William Gardner
William Gardner is an anthropologically trained archaeologist interested in studying ancient mobility (or mobile communities) from a comparative perspective. These interests stem from long-term research on ancient Mongolian mobile pastoralists and archaic hunter-gatherers of the Colorado Plateau. Dr. Gardner recently completed his Ph.D. at Yale University on early political complexity and community organization during the early Iron Age on the Mongolian steppe (ca. mid 1st millennium B.C.). As a postdoctoral associate, his research on Inner Asian political traditions has expanded to consider the interaction between coupled human/natural systems.

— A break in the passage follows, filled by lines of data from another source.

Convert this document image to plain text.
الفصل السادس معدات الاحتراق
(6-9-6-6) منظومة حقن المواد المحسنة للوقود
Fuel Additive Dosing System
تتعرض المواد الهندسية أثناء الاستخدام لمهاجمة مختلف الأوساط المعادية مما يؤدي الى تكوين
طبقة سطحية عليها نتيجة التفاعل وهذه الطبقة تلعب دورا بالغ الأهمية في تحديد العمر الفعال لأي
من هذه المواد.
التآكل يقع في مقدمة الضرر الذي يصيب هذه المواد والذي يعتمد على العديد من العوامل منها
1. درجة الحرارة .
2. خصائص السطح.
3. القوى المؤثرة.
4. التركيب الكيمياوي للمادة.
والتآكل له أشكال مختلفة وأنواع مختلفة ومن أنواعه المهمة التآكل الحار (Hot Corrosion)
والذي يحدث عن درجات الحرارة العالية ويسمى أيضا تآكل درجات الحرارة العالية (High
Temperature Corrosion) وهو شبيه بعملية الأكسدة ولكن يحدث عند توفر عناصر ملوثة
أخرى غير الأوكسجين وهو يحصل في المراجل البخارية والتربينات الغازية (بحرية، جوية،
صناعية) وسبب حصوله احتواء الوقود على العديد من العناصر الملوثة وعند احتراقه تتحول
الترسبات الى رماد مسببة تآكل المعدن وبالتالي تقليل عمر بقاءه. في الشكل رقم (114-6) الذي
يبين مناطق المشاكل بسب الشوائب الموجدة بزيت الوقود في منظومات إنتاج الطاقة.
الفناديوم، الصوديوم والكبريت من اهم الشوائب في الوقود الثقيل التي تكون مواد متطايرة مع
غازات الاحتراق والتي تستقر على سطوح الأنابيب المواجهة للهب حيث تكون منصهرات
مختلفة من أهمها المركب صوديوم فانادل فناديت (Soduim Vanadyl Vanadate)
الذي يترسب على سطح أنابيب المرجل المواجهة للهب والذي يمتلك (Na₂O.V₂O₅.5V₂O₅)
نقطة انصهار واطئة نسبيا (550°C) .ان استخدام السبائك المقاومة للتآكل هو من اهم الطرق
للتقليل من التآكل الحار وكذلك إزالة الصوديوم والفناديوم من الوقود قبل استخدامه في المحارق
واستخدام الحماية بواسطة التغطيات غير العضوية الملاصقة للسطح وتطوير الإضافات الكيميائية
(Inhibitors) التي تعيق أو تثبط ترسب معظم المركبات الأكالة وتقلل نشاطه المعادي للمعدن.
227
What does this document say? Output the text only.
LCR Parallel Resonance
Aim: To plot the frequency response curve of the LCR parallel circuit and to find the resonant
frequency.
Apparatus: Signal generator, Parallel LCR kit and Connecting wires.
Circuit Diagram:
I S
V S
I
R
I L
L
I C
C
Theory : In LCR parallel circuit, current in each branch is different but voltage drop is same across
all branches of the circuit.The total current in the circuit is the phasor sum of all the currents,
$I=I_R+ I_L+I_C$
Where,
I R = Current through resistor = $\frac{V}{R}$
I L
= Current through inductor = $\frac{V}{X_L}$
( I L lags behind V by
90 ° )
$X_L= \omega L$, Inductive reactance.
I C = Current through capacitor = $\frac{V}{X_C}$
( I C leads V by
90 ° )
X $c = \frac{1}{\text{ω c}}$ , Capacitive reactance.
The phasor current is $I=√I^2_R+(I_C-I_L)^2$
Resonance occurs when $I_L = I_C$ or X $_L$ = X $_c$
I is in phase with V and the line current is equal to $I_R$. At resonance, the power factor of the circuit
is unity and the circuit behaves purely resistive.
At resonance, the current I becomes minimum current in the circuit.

Dr. Gardner is currently part of a multi-disciplinary team from Yale University, Columbia University and the University of Alaska, that is researching human and climatic drivers of ecosystem change in northern Asia. Funded by the National Science Foundation’s Arctic Social Sciences program, this research looks to identify the connections between ecosystems, climate, human culture and sociopolitical organization that promotes sustainability in a coupled human/natural system. To study this issue the research group seeks to triangulate climate and social patterns with ecosystem functioning based on a combination of archaeological information, forestry records, and lake core data.
As Dr. Gardner moves forward with his career it is his goal to combine experience in both Central Eurasian and West U.S. archaeology to answer broader anthropological questions of how community building processes among mobile peoples are manifested in the archaeological record across space and over time.